– А англичан подталкивает к войне!

– Конечно, мир его погубит.

– Что же тут гениального, герцог?

– А как вы это назовете, графиня?

– Самым настоящим предательством.

– Столь искусное и успешное предательство, графиня, на мой взгляд, как раз и свидетельствует о гениальности.

– Но в таком случае, герцог, я знаю особу, в ловкости не уступающую господину де Шуазелю.

– Вот как?

– По крайней мере в вопросе о парламентах.

– Это дело – самое важное.

– А между тем парламенты ропщут именно из-за этой особы.

– Вы меня интригуете, графиня.

– А вы не знаете, что это за особа?

– Видит бог, не знаю.

– Между тем вы с ней в родстве.

– Среди моей родни есть гениальный человек? Не имеете ли вы в виду моего дядю, герцога-кардинала, графиня?

– Нет, я имею в виду герцога д’Эгийона, вашего племянника.

– Ах вот как, господина д’Эгийона, того самого, кто дал ход делу Ла Шалоте?[6] Воистину, это милый молодой человек, да, да, в самом деле. То дельце было не из легких. Послушайте, графиня, право слово, для умной женщины имело бы смысл подружиться с этим человеком, ей-богу.

– Известно ли вам, герцог, – возразила графиня, – что я не знакома с вашим племянником?

– В самом деле, сударыня, вы с ним не знакомы?

– Нет. И никогда его не видела.

– Бедный юноша! И впрямь, со времен вашего возвышения он постоянно жил в глубине Бретани. Что-то с ним станется, когда он вас увидит? Он отвык от солнца.

– Каково ему там приходится среди всех этих черных мантий?[7] Ведь он человек умный и высокородный!

– Он сеет среди них возмущение – больше ему ничего не остается. Видите ли, графиня, всякий развлекается как может, а в Бретани с развлечениями негусто. Да, вот уж энергичный человек – о проклятье, какого слугу обрел бы в нем государь, если бы только пожелал! Уж при нем-то парламенты позабыли бы свою дерзость. О, это настоящий Ришелье, графиня, а посему позвольте мне…

– Что же?

– Позвольте представить его вам тотчас по приезде.

– Он в скором времени должен приехать в Париж?

– Ах, сударыня, кто его знает? Может быть, он еще пять лет проторчит у себя в Бретани, как выражается плут Вольтер; может быть, он уже в пути; может быть, он в двухстах лье, а то и у заставы.

И маршал всмотрелся в лицо молодой женщины, желая понять, какое впечатление произвели на нее последние слова.

Но она, призадумавшись на мгновение, сказала:

– Вернемся к нашему разговору.

– Как вам угодно, графиня.

– На чем мы остановились?

– На том, что его величеству очень нравится в Трианоне, в обществе господина де Шуазеля.

– И мы говорили о том, как бы удалить Шуазеля, герцог.

– Это вы говорили о том, что его надобно удалить, графиня.

– Что это значит? – удивилась фаворитка. – Я до того желаю, чтобы он уехал, что, кажется, умру, если он останется здесь, а вы ничем не хотите мне помочь, любезный герцог?

– Ого! – приосанившись, заметил Ришелье. – В политике это называется внести предложение.

– Понимайте, как хотите, называйте, как вам удобно, только дайте определенный ответ.

– Какие ужасные, грубые слова произносят ваши прелестные, нежные губки!

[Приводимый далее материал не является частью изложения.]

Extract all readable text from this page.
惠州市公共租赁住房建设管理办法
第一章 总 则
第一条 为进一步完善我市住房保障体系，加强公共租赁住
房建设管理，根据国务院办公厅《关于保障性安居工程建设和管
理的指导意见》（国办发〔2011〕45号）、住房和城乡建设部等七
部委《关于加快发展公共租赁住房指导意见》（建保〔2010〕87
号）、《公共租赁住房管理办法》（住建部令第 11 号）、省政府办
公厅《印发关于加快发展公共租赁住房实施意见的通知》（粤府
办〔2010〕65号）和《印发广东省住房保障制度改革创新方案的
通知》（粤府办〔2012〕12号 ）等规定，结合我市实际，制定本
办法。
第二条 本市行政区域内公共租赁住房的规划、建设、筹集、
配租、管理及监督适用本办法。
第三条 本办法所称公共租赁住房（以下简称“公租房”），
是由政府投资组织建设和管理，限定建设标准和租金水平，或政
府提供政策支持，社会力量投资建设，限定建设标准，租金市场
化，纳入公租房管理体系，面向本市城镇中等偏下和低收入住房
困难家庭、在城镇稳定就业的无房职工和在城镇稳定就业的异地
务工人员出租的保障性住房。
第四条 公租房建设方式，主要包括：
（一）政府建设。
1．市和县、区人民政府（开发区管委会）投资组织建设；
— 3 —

– По-вашему, герцог, это ответ?

– Нет, не совсем, скорее, подготовка к нему.

– А она закончена?

– Еще минутку.

– Вы колеблетесь, герцог?

– Ничуть не бывало.

– В таком случае я вас слушаю.

– Как вы относитесь к притчам, графиня?

– Это старо.

– Помилуйте, солнце тоже старо, однако до сих пор не придумано ничего лучшего, чтобы разгонять мрак.

– Ладно, согласна на притчу, лишь бы она была прозрачной.

– Как хрусталь.

– Идет.

– Вы слушаете, прекрасная дама?

– Слушаю.

– Итак, предположим, графиня… Знаете, притчи всегда начинаются с предположений.